Entwürfe und Varianten

Für Bregor selbst hält die Entwurfsgeschichte wenig Eigenes bereit, um so mehr für die Linie, in der er steht. In der ältesten Fassung der Erzählung von Beren und Lúthien war Beren überhaupt kein Mensch, sondern ein Elb, der Sohn Egnors; solange das galt, gab es keinen Ort, an dem ein Name wie Bregor hätte stehen können. Auch nachdem Beren zum Sterblichen aus dem ersten Hause der Edain geworden war, blieb seine Herkunft lange knapp bezeichnet: Die mittleren Fassungen der Quenta nennen ihn als Sohn Barahirs und führen die Glieder zwischen Beor dem Alten und Barahir nicht aus. Die geschlossene Reihe, die von Beor über Baran, Boron und Boromir zu Bregor läuft, gehört erst der späten Überarbeitung der Erzählung vom Kommen der Menschen in den Westen an; Bregor ist mithin ein Name, der nicht am Anfang der Erfindung steht, sondern aus dem nachträglichen Bedürfnis erwuchs, das Haus Beors durchgehend zu ordnen.

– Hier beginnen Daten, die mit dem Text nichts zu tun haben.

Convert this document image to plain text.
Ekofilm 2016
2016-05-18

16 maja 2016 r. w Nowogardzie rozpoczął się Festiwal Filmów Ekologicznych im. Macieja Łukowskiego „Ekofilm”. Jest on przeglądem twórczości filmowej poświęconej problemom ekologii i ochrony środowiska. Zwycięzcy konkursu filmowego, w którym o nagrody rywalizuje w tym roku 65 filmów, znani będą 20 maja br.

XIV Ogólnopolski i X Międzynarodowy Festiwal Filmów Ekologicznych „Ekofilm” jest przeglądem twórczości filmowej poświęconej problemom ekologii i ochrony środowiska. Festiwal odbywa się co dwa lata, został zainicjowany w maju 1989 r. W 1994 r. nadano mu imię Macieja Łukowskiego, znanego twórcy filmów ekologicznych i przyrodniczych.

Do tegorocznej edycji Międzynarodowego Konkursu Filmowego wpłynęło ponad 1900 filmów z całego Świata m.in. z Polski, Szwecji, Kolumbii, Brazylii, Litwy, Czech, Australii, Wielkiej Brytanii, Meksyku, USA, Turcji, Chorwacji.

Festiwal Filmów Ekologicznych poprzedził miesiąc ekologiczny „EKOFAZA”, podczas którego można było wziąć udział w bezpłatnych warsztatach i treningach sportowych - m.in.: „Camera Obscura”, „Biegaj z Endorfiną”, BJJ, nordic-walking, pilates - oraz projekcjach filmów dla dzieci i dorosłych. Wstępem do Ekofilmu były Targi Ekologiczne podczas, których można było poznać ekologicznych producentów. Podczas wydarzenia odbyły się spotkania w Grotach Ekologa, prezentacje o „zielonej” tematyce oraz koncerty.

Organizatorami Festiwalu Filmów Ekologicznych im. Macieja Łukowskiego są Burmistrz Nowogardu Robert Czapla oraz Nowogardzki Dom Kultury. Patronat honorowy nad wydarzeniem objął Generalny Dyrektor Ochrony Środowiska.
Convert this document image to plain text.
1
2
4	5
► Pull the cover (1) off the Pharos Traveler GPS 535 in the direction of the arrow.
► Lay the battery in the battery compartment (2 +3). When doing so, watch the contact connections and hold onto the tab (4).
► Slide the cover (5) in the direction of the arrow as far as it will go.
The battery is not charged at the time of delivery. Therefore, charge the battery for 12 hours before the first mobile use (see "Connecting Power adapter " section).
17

Eine Einzelheit der Entwürfe geht über die veröffentlichte Erzählung deutlich hinaus. Das späte Gespräch zwischen Finrod und Andreth gibt Bregor eine Schwester: Andreth, eine weise Frau des ersten Hauses, gilt dort als Tochter Boromirs und damit als Bregors Geschwister, als Tante Barahirs und Großtante Berens. Damit erhält Bregors Generation eine Gestalt, die redet, urteilt und über Sterblichkeit und Hoffnung der Menschen Auskunft gibt — gerade das, was seinem eigenen Namen im fertigen Buch versagt bleibt. In die veröffentlichte Fassung ist Andreth nicht übernommen worden; dort erscheint Boromir allein als Vater Bregors, ohne weitere Kinder. Ein Widerspruch im strengen Sinne liegt darin nicht, wohl aber eine Auslassung, die den Eindruck der bloßen Namenkette erst erzeugt.